Mix in the brown sugar, granulated sugar and vanilla.
With the mixer on low speed, add the flour and salt and continue to mix until combined.
Gradually add the milk and mix. The texture will be a lot like cookie dough and you’ll likely have to use your hands to spread it out onto the cake when stacking.
For the Fudge Buttercream
In a microwave safe bowl, heat the chocolate chips in the microwave for about a minute. Stir until smooth and silky.
In food processor, combine the butter, powdered sugar, cocoa, and salt. Mix until smooth, about 30 to 60 seconds, scraping down the sides and bottom of the bowl about half way through.
Add corn syrup and vanilla and mix until just combined, about 20 to 30 seconds.
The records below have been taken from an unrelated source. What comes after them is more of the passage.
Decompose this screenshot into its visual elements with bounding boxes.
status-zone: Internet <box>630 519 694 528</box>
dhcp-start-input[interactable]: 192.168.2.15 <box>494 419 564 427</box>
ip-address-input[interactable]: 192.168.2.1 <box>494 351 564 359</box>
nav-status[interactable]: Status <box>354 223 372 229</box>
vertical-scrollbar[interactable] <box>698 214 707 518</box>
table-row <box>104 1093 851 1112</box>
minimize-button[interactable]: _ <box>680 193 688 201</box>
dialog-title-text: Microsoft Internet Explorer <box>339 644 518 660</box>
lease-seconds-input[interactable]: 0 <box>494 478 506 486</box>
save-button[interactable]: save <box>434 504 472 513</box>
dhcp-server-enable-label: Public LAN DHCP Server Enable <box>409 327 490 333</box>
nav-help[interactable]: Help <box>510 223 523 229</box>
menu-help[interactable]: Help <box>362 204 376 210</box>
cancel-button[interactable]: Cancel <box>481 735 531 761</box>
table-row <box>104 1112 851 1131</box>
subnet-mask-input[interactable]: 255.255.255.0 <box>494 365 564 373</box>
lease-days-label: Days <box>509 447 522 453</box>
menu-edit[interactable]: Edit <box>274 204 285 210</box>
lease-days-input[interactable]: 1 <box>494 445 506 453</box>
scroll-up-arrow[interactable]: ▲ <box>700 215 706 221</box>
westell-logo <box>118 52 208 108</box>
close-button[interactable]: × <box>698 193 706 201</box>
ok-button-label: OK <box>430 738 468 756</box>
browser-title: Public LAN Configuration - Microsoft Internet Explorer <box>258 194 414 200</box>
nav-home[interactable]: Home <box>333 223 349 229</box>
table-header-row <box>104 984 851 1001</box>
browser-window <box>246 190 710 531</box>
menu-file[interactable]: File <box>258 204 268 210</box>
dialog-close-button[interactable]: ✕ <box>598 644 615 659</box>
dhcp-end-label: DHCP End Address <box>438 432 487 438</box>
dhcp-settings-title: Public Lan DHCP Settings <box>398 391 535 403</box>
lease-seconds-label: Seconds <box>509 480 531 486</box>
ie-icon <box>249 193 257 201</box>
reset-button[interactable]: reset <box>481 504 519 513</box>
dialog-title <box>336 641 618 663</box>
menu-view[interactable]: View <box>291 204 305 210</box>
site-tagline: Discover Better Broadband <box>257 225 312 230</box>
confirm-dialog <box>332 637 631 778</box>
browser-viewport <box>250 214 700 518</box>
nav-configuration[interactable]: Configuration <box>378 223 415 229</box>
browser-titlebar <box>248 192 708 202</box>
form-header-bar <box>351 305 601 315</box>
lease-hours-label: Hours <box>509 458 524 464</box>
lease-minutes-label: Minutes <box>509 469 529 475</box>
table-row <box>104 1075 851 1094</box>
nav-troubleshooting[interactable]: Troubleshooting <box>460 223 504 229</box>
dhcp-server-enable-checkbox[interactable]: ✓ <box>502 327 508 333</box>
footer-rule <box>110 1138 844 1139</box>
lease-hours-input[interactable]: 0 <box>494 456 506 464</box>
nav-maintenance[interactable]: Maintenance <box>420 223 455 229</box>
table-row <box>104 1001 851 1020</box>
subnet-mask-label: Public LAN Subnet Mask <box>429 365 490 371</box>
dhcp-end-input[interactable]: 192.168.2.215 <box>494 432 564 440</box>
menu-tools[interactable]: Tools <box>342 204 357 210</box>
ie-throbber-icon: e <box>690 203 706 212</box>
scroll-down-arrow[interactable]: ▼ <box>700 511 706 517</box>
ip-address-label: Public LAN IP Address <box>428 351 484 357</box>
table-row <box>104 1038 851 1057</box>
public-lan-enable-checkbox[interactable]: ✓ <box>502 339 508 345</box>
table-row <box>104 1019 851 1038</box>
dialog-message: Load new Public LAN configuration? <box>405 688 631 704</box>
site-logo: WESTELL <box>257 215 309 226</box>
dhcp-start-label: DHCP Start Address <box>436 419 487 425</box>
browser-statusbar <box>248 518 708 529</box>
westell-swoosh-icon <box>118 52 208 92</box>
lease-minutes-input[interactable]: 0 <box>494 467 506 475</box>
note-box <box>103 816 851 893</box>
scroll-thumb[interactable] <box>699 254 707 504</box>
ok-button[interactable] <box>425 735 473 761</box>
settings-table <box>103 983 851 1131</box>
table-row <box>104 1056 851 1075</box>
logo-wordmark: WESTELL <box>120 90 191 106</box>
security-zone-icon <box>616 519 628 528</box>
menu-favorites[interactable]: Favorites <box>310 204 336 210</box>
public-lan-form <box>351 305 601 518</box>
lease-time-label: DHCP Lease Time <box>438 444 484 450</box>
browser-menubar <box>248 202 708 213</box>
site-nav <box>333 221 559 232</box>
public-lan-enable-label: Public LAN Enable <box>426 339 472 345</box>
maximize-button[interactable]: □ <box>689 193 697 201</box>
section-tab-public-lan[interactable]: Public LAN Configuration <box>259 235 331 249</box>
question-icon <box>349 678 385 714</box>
Scrape down the sides and bottom of the bowl and then add the melted chocolate. Pulse until the mixture is smooth and creamy, about 30 seconds.
This frosting will get darker as it sets.
Put a piece of parchment on the counter. Invert chocolate cake onto it and peel off the parchment from the bottom side of the cake. Use a 6-inch cake ring to stamp out 2 circles from the cake, one on each corner area of the cake. You’ll then stamp two half circles from the remaining areas.
Clean the cake ring and place it in the center of a sheet pan lined with clean parchment. Use 1 strip of acetate to line the inside of the cake ring. (This is essential, as it is going to support the cake as you layer all the amazing elements.)
Place the two half circles inside the ring. Use extra scraps to fill in the center of the circle, using the back of your hand to push the cake crumbs into place.
Take ⅓ of the peanut butter cookie dough and spread/shape over the chocolate cake, making sure to spread up against the acetate.
Sprinkle ⅓ of the chocolate graham cracker cluster evenly over the cookie dough and use the back of your hand to anchor them in place.
Use the back of a spoon to spread about ½ cup of the fudge frosting evenly over the graham cracker cluster layer.
With your index finger, gently tuck the second strip of acetate between the cake ring and the top ¼ inch of the first strip of acetate, so that you have a clear ring of acetate 5 to 6 inches tall – high enough to support the height of the finished cake.
Set a full chocolate cake round on top of the graham cracker crumbs and repeat these steps above (cake, peanut butter cookie dough, graham cracker clusters, fudge frosting, last cake layer, peanut butter cookie dough, graham cracker clusters, fudge frosting).
Transfer the sheet pan to the freezer and freeze for a minimum of 3 hours to set the cake and the fillings. The cake will keep in the freezer for up to 2 weeks.
At least three hours before you are ready to serve the cake, pull the sheet pan out of the freezer. Using your fingers and thumb, pop the cake out of the cake ring and gently peel off the acetate.